La soumission de l’électeur

  D’un seul coup, d’un seul, je me suis octroyé une pause. Longue et studieuse. Sans pour autant avoir à me torturer. Coudes sur la table, les mains sur les tempes et les yeux clos, j’ai longuement réfléchi tout en me souvenant.

 Me souvenir tout d’abord de ce que j’avais vécu depuis tant d’années, et donc appris, à travers les bombes de la dernière guerre mondiale qui m’avaient volé mon père et sept autres membres de la tribu, l’enfance orpheline. Le GI conquérant, son coca cola et son cinéma, puis l’indépendance de mon pays natal, Mendès France, l’exode, le Général De Gaulle, US Go Home, Jacques Duclos et Maurice Thorez, Guy Mollet, la guerre d’Algérie et ses cadavres. Ensuite la faim, la mouise, l’angoisse, les parisiens se mettant à l’abri de mon teint basané dans le métro, la chance après la malchance, le travail dans la joie retrouvée, mai 1968 et la déconvenue des Champs Elysées un mois plus tard. Mon rêve d’écorché vif avec le programme commun de la gauche.

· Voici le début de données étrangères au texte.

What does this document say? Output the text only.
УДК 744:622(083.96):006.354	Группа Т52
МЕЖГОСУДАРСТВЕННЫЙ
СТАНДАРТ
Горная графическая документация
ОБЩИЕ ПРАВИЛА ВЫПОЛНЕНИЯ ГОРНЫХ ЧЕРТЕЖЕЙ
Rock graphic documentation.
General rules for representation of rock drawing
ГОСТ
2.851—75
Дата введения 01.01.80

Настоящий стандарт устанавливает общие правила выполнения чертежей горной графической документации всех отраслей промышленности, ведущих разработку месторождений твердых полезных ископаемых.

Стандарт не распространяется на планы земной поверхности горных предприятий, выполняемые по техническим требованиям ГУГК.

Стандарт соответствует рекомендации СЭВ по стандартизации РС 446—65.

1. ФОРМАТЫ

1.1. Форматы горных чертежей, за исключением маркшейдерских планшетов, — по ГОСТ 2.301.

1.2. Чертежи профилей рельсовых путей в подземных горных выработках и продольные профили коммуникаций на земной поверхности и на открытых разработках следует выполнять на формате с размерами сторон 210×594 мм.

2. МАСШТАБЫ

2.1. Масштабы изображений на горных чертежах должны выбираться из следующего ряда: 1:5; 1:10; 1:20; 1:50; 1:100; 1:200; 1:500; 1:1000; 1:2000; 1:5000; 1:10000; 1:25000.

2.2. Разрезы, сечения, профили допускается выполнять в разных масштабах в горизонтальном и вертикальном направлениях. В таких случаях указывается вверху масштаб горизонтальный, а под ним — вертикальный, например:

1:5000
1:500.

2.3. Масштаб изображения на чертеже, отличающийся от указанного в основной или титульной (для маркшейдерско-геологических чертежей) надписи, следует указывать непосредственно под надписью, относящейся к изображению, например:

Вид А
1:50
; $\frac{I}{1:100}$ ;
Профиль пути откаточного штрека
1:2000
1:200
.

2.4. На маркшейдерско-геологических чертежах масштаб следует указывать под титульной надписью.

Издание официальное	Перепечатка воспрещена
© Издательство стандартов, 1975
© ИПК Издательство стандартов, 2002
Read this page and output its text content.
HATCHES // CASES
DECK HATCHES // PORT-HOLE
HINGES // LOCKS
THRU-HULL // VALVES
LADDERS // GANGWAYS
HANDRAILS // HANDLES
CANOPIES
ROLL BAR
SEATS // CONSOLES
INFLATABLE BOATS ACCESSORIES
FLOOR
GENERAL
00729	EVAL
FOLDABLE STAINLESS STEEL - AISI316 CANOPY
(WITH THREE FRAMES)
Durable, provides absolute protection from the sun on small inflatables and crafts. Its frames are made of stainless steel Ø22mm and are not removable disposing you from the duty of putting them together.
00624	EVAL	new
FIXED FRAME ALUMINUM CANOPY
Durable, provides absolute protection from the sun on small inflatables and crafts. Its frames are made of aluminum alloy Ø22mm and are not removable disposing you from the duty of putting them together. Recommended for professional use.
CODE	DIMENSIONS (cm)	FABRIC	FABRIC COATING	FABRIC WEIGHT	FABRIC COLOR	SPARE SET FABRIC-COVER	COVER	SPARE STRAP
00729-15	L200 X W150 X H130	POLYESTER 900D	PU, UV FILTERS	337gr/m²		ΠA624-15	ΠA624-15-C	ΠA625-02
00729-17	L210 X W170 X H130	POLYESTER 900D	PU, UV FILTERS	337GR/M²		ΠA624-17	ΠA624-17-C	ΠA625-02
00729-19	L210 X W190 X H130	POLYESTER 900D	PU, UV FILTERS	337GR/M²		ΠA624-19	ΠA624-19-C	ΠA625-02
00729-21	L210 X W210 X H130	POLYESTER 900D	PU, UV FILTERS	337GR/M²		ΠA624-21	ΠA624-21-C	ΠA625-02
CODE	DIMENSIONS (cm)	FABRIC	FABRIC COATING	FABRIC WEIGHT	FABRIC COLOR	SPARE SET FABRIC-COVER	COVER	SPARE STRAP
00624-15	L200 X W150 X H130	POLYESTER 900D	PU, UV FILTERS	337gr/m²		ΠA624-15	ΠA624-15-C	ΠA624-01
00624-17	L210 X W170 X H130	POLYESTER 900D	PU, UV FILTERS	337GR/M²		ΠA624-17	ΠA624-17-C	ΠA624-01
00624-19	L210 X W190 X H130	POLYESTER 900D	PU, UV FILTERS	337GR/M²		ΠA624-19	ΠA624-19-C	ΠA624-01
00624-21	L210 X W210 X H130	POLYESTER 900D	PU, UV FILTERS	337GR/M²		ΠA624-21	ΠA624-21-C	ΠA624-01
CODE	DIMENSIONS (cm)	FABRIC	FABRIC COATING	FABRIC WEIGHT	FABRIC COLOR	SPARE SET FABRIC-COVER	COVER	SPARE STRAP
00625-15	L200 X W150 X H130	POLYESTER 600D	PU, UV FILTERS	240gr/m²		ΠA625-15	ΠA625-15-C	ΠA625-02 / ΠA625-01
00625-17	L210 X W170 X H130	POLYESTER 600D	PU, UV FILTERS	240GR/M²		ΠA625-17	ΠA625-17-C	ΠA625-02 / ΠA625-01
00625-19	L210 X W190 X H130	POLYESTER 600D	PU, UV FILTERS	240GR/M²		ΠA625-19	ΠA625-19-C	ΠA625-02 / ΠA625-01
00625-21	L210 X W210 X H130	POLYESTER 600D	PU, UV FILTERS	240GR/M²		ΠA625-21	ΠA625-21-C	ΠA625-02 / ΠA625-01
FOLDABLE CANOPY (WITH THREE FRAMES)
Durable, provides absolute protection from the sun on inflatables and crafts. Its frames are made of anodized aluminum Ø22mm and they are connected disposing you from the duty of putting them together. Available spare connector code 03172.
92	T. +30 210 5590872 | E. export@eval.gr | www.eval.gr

Mitterrand, mes premiers cheveux blancs et mes premiers espoirs d’homme, déçus, avant d’y croire encore une fois, vingt et quelques années plus tard, avec l’arrivée de Ségolène Royal pour de nouveau déchanter très vite et sombrer au bord de l’incivisme.

 Comme une étincelle de ce magma de la mémoire a soudain surgi « aujourd’hui ». La toute prochaine élection présidentielle de la France nation qui n’est plus celle d’antan. Ses candidats, ses brouhahas et ses sondages. La Droite et la Gauche, les extrêmes, le centre et la balance. Les cris et les mauvais mots. Au bord de la haine. Alors c’est là que mes bras se sont affalés sur la table, que ma tête une fois libérée s’est ébrouée et que mes lèvres ont murmuré les mots, appris par cœur de la plume d’Henri Laborit, ce biologiste philosophe.

 « Se révolter c’est courir à sa perte, car la révolte, si elle se réalise en groupe, retrouve aussitôt une échelle hiérarchique de soumission à l’intérieur du groupe, et la révolte, seule, aboutit rapidement à la soumission du révolté… Il ne reste que la fuite. »

 Mais oui, bien sûr ! La fuite ou plutôt se mettre à l’écart. Comprendre enfin que tout, de nos jours est vain. Le vote comme la révolte, ou l’indignation et même la révolution ne serviront à pas grand chose. Tout ce que j’ai entendu ces jours- ci, ce que j’ai vu ou lu, ce que j’ai vécu, je le savais déjà pour l’avoir, entendu, lu, vu et vécu tout au long de ma vie. Du moins celle où j’ai commencé à ressentir, voir, rire, souffrir et écouter, donc à apprendre. Les mêmes gesticulations, les mêmes mots ou programmes qui se transformeront très vite en mensonges, l’anathème toujours jeté sur l’autre, responsable de tous les maux de la terre. La joie, le progrès, le confort, le travail, la fierté ou que sais je encore, avec l’un. Le malheur, le chômage, la pauvreté, la dette avec l’adversaire et…vice versa.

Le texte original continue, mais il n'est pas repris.